新幹線の速度向上を後押し、鉄道総研が完成させた時速500kmに対応する性能評価装置の実力
鉄道総合技術研究所(鉄道総研)が鉄道の高速化に対応する技術開発を急いでいる。東京都国分寺市にある国立(くにたち)研究所内に新棟を設け、高速でパンタグラフを試験できる装置や、輪軸や台車部品の耐久性、性能などを評価できる装置を相次いで完成させた。新幹線のスピードアップなど、環境変化に合わせた装置を通じ、試験性能の向上に結びつける。(浅海宏規)
集電電流に対応
鉄道総研では昨秋、新幹線のパンタグラフ性能を評価する試験装置を完成させた。列車に電力を供給する「トロリ線」から大電流を取り入れながら、パンタグラフが高速で走行する状態を再現する。
鉄道総研が所有する従来の装置は完成から40年以上が経過しており、最高速度の対応も時速300キロメートルまでだった。開発した装置は最高速度が時速500キロメートルまで対応し、「世界トップレベルの性能」(鉄道力学研究部の小山達弥集電力学主任研究員)を実現した。
通電電流を最大1000アンぺア、通電電圧を最大600ボルトまで向上。通電電流を向上したことで、「新幹線に使われるパンタグラフ1基あたりの集電電流に対応できる」(小山主任研究員)ようにした。
新たに試験室の内部には環境雰囲気制御装置を設置し、温度や湿度の制御を可能にした。また、試験室内部には送風装置を付け、走行時の環境に近い状況を再現できる。

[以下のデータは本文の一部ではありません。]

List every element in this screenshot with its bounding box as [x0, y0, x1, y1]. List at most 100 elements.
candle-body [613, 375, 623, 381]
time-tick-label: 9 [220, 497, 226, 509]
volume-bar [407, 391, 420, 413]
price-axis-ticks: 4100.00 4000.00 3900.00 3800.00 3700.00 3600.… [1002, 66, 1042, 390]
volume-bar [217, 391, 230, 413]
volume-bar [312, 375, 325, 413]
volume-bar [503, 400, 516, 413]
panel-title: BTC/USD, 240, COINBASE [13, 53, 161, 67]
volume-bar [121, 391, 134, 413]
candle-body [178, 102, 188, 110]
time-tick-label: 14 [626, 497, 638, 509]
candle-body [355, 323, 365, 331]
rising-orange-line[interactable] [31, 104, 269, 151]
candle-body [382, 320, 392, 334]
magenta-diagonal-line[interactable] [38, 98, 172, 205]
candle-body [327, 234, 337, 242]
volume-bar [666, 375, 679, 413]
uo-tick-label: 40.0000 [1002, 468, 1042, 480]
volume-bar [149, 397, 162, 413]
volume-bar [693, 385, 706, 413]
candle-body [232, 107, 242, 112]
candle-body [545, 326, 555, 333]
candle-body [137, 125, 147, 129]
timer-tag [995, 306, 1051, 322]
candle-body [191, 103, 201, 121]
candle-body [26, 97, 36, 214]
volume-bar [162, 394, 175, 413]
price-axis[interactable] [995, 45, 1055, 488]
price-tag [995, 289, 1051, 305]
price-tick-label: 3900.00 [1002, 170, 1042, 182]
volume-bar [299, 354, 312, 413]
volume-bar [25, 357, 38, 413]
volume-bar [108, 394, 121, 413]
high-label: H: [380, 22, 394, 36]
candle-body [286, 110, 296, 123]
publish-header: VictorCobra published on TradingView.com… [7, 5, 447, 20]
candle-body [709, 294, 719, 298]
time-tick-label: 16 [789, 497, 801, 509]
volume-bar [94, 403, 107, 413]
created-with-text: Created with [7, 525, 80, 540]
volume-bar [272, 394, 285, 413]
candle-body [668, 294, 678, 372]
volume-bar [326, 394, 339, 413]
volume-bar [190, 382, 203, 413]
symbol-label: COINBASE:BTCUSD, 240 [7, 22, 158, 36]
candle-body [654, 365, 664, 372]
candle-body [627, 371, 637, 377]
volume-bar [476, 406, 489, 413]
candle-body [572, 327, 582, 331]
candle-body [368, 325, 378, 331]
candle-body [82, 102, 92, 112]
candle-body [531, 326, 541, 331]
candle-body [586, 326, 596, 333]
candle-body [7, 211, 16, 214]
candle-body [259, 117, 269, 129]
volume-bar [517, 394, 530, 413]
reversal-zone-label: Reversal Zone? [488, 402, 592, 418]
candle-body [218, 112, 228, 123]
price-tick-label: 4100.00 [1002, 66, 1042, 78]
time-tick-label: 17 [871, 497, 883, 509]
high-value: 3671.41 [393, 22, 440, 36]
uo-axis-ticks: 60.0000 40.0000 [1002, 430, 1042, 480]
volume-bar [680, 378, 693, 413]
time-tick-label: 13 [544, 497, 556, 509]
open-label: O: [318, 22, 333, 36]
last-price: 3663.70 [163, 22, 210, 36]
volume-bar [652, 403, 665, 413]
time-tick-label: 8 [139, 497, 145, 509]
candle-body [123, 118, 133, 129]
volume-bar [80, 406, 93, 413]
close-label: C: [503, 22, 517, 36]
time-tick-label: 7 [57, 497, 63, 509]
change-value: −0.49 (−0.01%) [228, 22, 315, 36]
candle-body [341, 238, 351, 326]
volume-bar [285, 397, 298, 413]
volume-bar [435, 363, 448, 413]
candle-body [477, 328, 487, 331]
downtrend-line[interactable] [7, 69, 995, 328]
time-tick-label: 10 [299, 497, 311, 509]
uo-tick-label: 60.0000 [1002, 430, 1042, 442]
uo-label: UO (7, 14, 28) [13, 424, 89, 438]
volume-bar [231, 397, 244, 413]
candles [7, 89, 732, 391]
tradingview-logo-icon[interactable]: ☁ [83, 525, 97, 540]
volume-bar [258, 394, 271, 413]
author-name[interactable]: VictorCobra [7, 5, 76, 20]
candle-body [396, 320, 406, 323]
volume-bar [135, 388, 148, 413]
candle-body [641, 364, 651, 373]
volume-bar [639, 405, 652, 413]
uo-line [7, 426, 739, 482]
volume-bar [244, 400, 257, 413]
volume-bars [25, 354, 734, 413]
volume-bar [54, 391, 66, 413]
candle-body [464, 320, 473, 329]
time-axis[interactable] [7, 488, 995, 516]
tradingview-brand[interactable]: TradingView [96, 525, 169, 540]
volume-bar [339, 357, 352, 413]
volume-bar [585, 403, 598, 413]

従来の装置はトロリ線を銅板で代用していた。新開発の装置は「実際のトロリ線を円盤に取り付け、その円盤を回転させることで試験する」(小山主任研究員)など、再現性も高めた。
安全性高める
「鉄道車両において最も重要なテーマは安全性の向上だ」―。石毛真車両構造技術研究部長は、こう強調する。
鉄道総研で今年2月に完成した「高速輪軸試験装置」は、輪軸や台車部品の耐久性や性能を評価する装置だ。軌間は1067ミリメートルと1435ミリメートルに対応しており、在来線と新幹線どちらも試験が可能だ。
外周部がレール断面と同じ円盤の形状をした「軌条輪」と呼ばれる大きな鉄車輪を高速で回転させることで、輪軸が軌条輪上を回転し、台車が最高速度時速500キロメートルでレール上を走行する状態を再現可能にした。車両走行中の動きや揺れを再現するため、上下左右方向の加振機器を計3本(上下加振機器2本、左右加振機器1本)組み込んだ。
また、車両を加速・減速させる際、輪軸にかかる回転力(トルク)などの付加条件を設定して再現できるのも特徴だ。このため、輪軸の構成部品や台車部品などが損傷した際の原因究明や現象解明への活用が期待できる。 実車に近い条件で耐久性の評価試験を進め、「部品の寿命を評価したり、検査周期を延ばしたりすことで、保守作業の効率化につながるようにしたい」(石毛部長)考えだ。